REFERENDUM

Un No contro la casta grillina

"Moltiplicano gli staff e vogliono risparmiare sulla rappresentanza dei cittadini". Il senatore forzista Malan spiega perché bisogna opporsi all'ennesima torsione della democrazia da parte di chi governa con il metodo Lukashenko

“Moltiplicano gli staff e vogliono risparmiare sulla rappresentanza dei cittadini”. Per Lucio Malan, senatore di Forza Italia e parlamentare di lungo corso, è una questione di principio: “Se passa questo allora poi potranno far passare qualunque cosa”. Il suo No al referendum del 20 e 21 settembre è categorico così come quello di buona parte del gruppo dirigente azzurro, con la copertura politica di un Silvio Berlusconi che con l’avvicinarsi delle urne si spinge sempre più in là nell’elencare una per una le sue perplessità. In Piemonte solo Alberto Cirio per il momento ha dichiarato il suo voto favorevole e ciò non ha fatto che aumentare voci e illazioni sulla sua futura collocazione politica.

Malan, parliamoci chiaro: lei è in Parlamento dal 1994, quando aveva appena 34 anni. Il suo No, come quello di tanti, sembra un modo per restare aggrappato alla poltrona…
“La verità è che ci sono migliaia di persone che volontariamente, senza nessun tornaconto personale e contro un’ondata crescente di antipolitica che fanno campagna per il No. Liliana Segre il suo posto di senatrice a vita ce l’ha assicurato eppure è contraria per non parlare di Guido Crosetto, l’unico uomo in Italia che al Parlamento ha rinunciato di sua volontà, che non approva questa riforma. Insomma, mi sembra un’accusa un po’ infantile”.

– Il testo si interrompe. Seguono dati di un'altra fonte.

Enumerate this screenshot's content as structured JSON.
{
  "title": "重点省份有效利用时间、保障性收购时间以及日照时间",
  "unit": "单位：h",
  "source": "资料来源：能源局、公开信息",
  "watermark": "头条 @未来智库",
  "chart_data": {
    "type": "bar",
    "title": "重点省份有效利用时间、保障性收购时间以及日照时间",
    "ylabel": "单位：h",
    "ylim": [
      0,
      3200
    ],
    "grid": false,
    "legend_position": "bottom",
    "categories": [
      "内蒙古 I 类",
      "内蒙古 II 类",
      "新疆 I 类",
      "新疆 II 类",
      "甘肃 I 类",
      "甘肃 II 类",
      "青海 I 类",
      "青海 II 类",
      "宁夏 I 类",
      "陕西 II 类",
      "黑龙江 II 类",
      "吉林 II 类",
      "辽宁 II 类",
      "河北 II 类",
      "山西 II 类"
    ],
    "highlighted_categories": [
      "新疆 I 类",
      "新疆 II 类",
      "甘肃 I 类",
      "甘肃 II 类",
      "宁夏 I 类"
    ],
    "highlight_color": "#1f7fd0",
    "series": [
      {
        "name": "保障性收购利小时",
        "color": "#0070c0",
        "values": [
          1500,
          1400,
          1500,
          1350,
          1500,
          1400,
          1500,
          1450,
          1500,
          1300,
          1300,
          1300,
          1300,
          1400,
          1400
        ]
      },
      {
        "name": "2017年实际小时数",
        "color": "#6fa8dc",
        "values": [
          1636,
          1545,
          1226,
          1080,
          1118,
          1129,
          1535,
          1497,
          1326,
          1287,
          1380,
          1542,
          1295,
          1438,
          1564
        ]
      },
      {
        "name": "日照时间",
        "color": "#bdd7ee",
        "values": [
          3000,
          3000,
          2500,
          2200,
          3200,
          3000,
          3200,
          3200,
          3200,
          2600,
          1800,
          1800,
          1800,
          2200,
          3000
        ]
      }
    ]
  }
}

Cos’è che vi spaventa tanto allora di questa riduzione dei parlamentari?
“Si tratta di una riforma che ridurrà la rappresentatività dei territori, delle idee. La seconda cosa sicura è che i risparmi sono nulli. L’eventuale taglio è una cifra insignificante, lo 0,06 per cento del budget statale, e che per giunta andrebbe poi gestito dal Parlamento. Quanto al miglior funzionamento del parlamento, ad esempio, tanto evocato, non si capisce davvero perché con meno deputati e senatori dovrebbe funzionare meglio. La verità è che oggi c’è un problema diverso e opposto, cioè che si discute troppo poco. Pensiamo alle due ultime leggi di bilancio – di fondamentale importanza – discusse in sole 30 ore”.

Teme di darla vinta ai Cinquestelle?
“Il problema è che questa potrebbe essere la prima picconata e poi potrebbero arrivarne altre. È un partito che sostiene la superiorità della democrazia diretta ed è una cosa che abbiamo già visto con la piattaforma Rousseau, dove il risultato lo stabilisce chi gestisce, appunto, quello strumento. Si pensi solo all’elezione di Luigi Di Maio a capo politico, quando in poche ore lo candidarono contro due sconosciuti e gli consentirono il plebiscito in rete. Questo è il modello Lukashenko”.

Addirittura?
“In fondo le loro amicizie in politica estera parlano chiaro: non hanno mai nascosto i loro rapporti con la dittatura cinese o con quella venezuelana. Esempi che poi mettono in pratica come hanno dimostrato durante la pandemia, gestita a colpi di dpcm col Parlamento silente”.

Insomma, loro teorizzano la democrazia diretta e lei addirittura paventa un deficit di democrazia. Che si acuirebbe ulteriormente con il successo del Sì?
“In questi anni il M5s avrebbe dovuto dare esempi di trasparenza e sono stati i più opachi di tutti, dovevano rimettere al centro il Parlamento mentre il premier ha fatto passare pure le modifiche al codice della strada a colpi di fiducia. Dicevano che avrebbero ridotto le spese della politica e invece hanno moltiplicato i loro staff. Me lo faccia dire: sono loro la vera casta”.